Language cannot change social ideas about gender alone and must be accompanied by social change as well. In a 2018 study by Heather Burnett and Olivier Bonami on inclusive language in the French parliament, the two linguists found that in 1986, when Prime Minister Fabius tried to implement gender-inclusive titles to parliament, a movement spearheaded by Yvette Roudy, France’s first Minister of Women’s Rights, he failed to do so effectively because of the lack of female representation in parliament at the time. However, the study found that in 1998, when Prime Minister Jospin issued a statement mandating gender-inclusive language, he had much more success because of the social visibility (even though small) of women in parliament at the time. 

Considering how much controversy clouds the gender-inclusive debate, it is no wonder gender-neutral language hasn’t gotten much traction yet. Some gender-inclusive writing operates as gender-neutral, like the suggestion to use “personnes” instead of the binary option of “hommes et femmes.” But transgender and nonbinary activists are rightfully pushing for full recognition in their language, even making their own gender-neutral guides accessible. The creation of a gender-neutral French language is critical for trans peoples’ everyday life in addition to the fact all French people should have the right to be represented in their language.  
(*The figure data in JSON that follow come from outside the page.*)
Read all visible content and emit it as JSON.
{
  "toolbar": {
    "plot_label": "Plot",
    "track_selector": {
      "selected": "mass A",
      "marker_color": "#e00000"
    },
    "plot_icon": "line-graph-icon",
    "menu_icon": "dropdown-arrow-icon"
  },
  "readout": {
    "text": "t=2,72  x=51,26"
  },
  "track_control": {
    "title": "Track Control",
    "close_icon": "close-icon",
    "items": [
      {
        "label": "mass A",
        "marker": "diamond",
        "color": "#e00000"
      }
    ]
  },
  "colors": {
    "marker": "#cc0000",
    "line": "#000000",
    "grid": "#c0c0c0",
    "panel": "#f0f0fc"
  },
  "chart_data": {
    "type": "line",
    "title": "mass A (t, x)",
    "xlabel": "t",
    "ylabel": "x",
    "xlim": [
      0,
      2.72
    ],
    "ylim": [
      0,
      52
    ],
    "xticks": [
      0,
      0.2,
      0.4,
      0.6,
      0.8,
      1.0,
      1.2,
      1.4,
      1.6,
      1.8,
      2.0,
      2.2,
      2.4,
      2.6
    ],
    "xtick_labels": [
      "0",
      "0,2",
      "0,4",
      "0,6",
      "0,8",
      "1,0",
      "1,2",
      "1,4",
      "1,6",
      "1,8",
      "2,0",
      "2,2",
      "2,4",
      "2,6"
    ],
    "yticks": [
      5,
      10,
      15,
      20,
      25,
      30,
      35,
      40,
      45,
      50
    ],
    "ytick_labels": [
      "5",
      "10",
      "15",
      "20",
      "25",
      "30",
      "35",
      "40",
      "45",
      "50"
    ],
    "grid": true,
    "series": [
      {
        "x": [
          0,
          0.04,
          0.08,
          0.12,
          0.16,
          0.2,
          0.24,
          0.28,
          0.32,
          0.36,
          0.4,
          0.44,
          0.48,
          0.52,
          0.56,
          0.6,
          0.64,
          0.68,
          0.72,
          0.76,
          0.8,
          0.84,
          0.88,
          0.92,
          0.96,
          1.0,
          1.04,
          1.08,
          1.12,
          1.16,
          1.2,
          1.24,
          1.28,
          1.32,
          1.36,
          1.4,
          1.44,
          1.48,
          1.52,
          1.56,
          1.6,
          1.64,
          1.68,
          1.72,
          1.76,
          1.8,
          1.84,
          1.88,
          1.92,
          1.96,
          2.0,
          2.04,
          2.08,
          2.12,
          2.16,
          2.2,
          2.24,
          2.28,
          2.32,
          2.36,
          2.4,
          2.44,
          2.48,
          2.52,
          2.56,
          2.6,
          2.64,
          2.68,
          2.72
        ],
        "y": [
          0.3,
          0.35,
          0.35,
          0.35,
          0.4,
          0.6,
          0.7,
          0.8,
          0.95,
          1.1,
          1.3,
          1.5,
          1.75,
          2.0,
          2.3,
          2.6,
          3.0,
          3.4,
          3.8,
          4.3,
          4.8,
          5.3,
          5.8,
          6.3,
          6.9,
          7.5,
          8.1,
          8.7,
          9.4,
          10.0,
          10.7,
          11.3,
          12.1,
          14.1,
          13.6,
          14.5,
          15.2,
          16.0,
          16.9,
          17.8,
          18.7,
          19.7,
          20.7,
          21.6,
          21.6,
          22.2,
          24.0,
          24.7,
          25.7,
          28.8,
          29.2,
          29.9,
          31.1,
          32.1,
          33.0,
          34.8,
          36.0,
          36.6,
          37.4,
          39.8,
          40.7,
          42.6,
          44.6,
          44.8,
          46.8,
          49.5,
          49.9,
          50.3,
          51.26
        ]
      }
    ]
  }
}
Language holds power — if it didn’t, an institutionalized academy wouldn’t have been created to “protect” it from outside sources. Representation is critical in shaping people’s ideas about the world and those who occupy it, and these linguistic representations both impact and are informed by the social and cultural sphere. The question French-speakers must now ask themselves is if they want to continue the narrative of speaking a falsely “neutral” French rooted in sexism, or if they want to include those who bear the consequences of being linguistically and socially marginalized.